Ce type d’examen commence doucement à se généraliser en France. La ministre déléguée chargée de l’Autonomie Brigitte Bourguignon a annoncé ce 27 octobre que tous les Ehpad en France en recevront «d’ici à la semaine prochaine». Les expériences locales commencent à se multiplier, comme à l’aéroport de Marseille qui est le premier à les proposer. De plus, les pharmaciens de France pourront bientôt les pratiquer. Mais pour le moment, les tests PCR restent la référence.

​Pourtant, les tests antigéniques pourraient également avoir des avantages économiques, selon Gérald Kierzek qui évoque le monde de la nuit. Ce dernier est à l’arrêt depuis de longs mois et sa situation a récemment poussé le célèbre DJ Laurent Garnier à écrire à la ministre de la Culture Roselyne Bachelot afin de tirer la sonnette d’alarme sur un secteur plus que jamais en danger de mort.

«Au lieu de fermer les boîtes de nuit, n’aurions-nous pas eu intérêt à tester les jeunes dans les files d’attente? Vous rentrez si le résultat est négatif et vous partez à l’isolement si c’est positif. Cela serait effectif et il s’agirait d’une prévention proactive. On casserait la dynamique de propagation en repérant les gens contaminés plus vite», explique le docteur Kierzek.

«C’est un peu le même principe qu’avec les tests d’alcoolémie. Vous prenez le volant si vous êtes négatif. Il faut généraliser ce type d’examen pour sécuriser Noël. La prochaine étape sera le test salivaire permettant un autoprélèvement», poursuit-il.

Un hôpital public sous-dimensionné

Le médecin urgentiste appelle également à créer des places d’hôpital. Le budget de l’hôpital public est grignoté par les gouvernements successifs depuis de longues années. Résultat: le système est fragile. D’après une étude du ministère de la Santé publiée récemment, plus de 3.400 lits d'hospitalisation complète ont été supprimés en 2019.

«À un moment donné, il faudra créer de nouveaux lits d’hôpital dans ce pays. Nous faisons face à un sous-dimensionnement chronique des établissements hospitaliers. C’est terrible pour les gens de savoir qu’au XXIe siècle, la France n’est pas capable de traiter les gens et de les hospitaliser. C’est hallucinant. Ce n’est pas l’épidémie qui est hors de contrôle mais bien l’hôpital qui est sous-dimensionné», alerte Dr. Kierzek.

D’après le médecin, le nombre de places en réanimation n’est pas le cœur du problème, au contraire des places normales «dans les lits normaux avec de l’oxygène et de quoi traiter les malades». «Il faut plus de lits d’aval. Rappelons qu’il y a les malades du Covid-19 mais également les malades habituels et ceux dont les soins ont été retardés depuis le dernier confinement.
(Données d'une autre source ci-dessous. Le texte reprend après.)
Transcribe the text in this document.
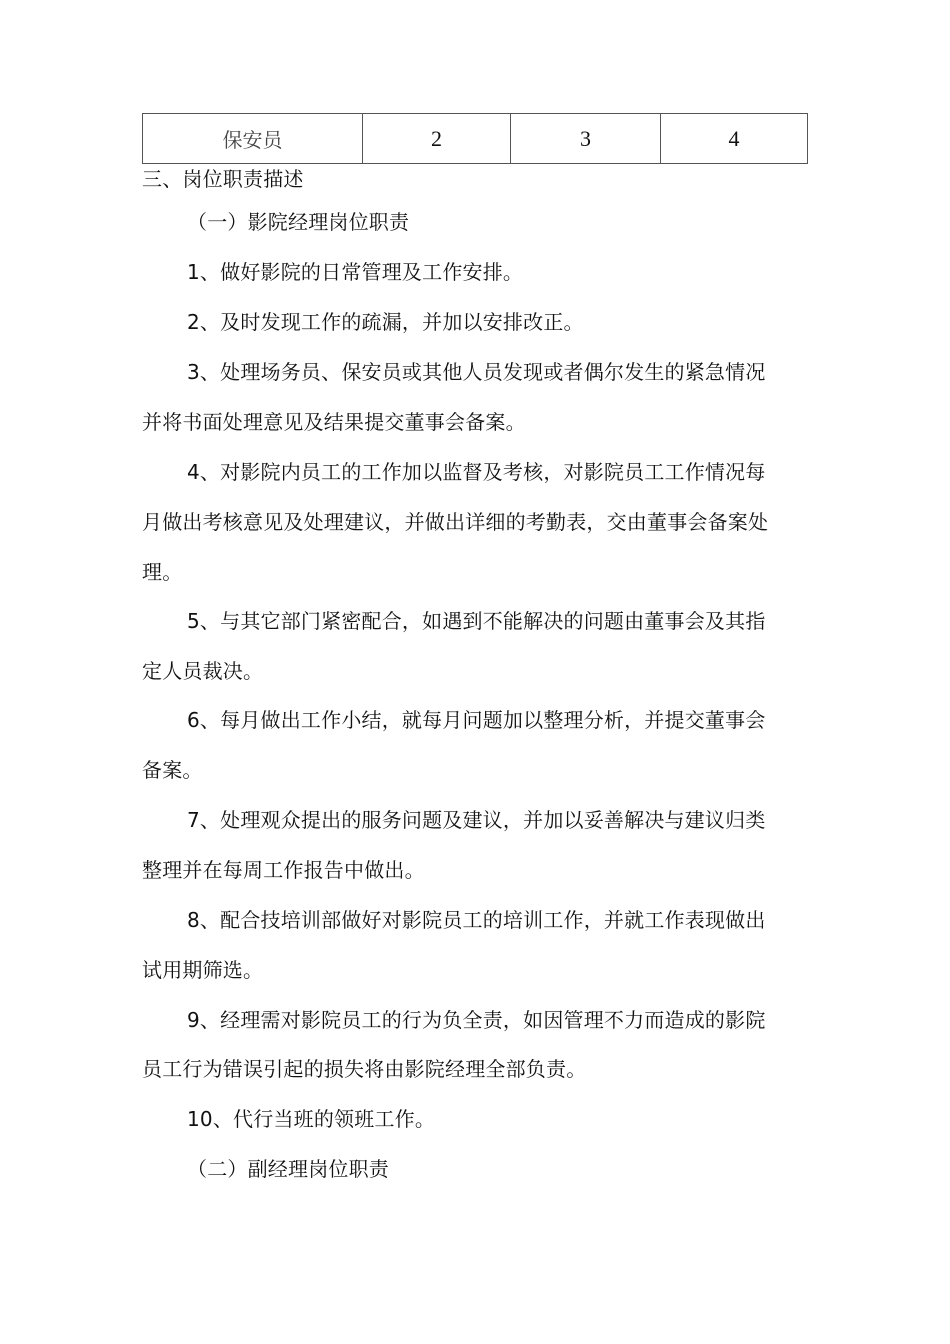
保安员	2	3	4
三、岗位职责描述
（一）影院经理岗位职责
1、做好影院的日常管理及工作安排。
2、及时发现工作的疏漏，并加以安排改正。
3、处理场务员、保安员或其他人员发现或者偶尔发生的紧急情况
并将书面处理意见及结果提交董事会备案。
4、对影院内员工的工作加以监督及考核，对影院员工工作情况每
月做出考核意见及处理建议，并做出详细的考勤表，交由董事会备案处
理。
5、与其它部门紧密配合，如遇到不能解决的问题由董事会及其指
定人员裁决。
6、每月做出工作小结，就每月问题加以整理分析，并提交董事会
备案。
7、处理观众提出的服务问题及建议，并加以妥善解决与建议归类
整理并在每周工作报告中做出。
8、配合技培训部做好对影院员工的培训工作，并就工作表现做出
试用期筛选。
9、经理需对影院员工的行为负全责，如因管理不力而造成的影院
员工行为错误引起的损失将由影院经理全部负责。
10、代行当班的领班工作。
（二）副经理岗位职责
Il faut faire attention à ce que l’on appelle les malades boomerang», souligne-t-il.

 

Invité de BFMTV-RMC ce 27 octobre, Gilles Pialoux, chef du service des maladies infectieuses à l'hôpital Tenon à Paris, a tenu des propos très forts. Selon lui, l'épisode épidémique en cours est «plus critique, plus précoce, plus fort et plus impactant sur la vie de l'hôpital qu’il ne l'était». Gilles Pialoux juge l’hypothèse d'un couvre-feu avancé à 19h et les week-ends «insuffisante». «Il faut reconfiner le pays et laisser de côté l'économie car ça, c'est rattrapable. En revanche, la réanimation loupée, ça ne l'est pas», a-t-il martelé. Il a également pointé la responsabilité des «rassuristes» dans la crise actuelle.
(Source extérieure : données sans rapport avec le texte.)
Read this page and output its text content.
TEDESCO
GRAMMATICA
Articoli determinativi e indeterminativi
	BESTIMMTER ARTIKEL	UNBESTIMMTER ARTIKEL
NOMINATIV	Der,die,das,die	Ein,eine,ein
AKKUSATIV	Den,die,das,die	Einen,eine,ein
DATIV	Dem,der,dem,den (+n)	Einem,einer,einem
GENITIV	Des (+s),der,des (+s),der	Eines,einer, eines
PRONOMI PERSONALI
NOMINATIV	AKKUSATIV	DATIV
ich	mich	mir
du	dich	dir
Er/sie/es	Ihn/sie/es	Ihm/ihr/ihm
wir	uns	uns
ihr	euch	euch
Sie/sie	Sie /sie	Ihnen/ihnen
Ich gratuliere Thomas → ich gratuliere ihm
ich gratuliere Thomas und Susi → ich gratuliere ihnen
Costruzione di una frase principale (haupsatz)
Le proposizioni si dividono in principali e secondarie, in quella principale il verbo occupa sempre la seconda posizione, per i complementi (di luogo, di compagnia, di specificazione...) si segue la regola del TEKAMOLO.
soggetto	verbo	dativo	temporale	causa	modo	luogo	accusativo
Le Dr. Kierzek appelle quant à lui à ne pas «hystériser» le débat. «Ce n’est pas si manichéen. Il n’y a pas d’un côté les "rassuristes" et de l’autre les alarmistes. Ces derniers ont aussi la responsabilité d’avoir affolé les gens. Il est nécessaire d’être factuel dans cette crise. Augmentons les lits d’hôpital et changeons notre stratégie de test. Je rappelle que l’OMS ne recommande le confinement ou le couvre-feu qu’en dernier ressort. De plus, il faudrait réellement disposer d’une étude pour connaître l’impact du couvre-feu ou du confinement sur la mortalité ou la charge hospitalière. Cela reste à démontrer. Entre "fermons tout" et "ne faisons rien", il existe un juste milieu et c’est ce juste milieu, cette pertinence des actions qui me semblent indispensables.»

«Rappelons que lors de la première vague de confinement, des gens sont morts de solitude. D’autres sont et vont décéder car leur cancer n’a pas été traité. C’est une réalité. À l’inverse, dire que rien se passe est aussi dangereux», conclut le médecin urgentiste.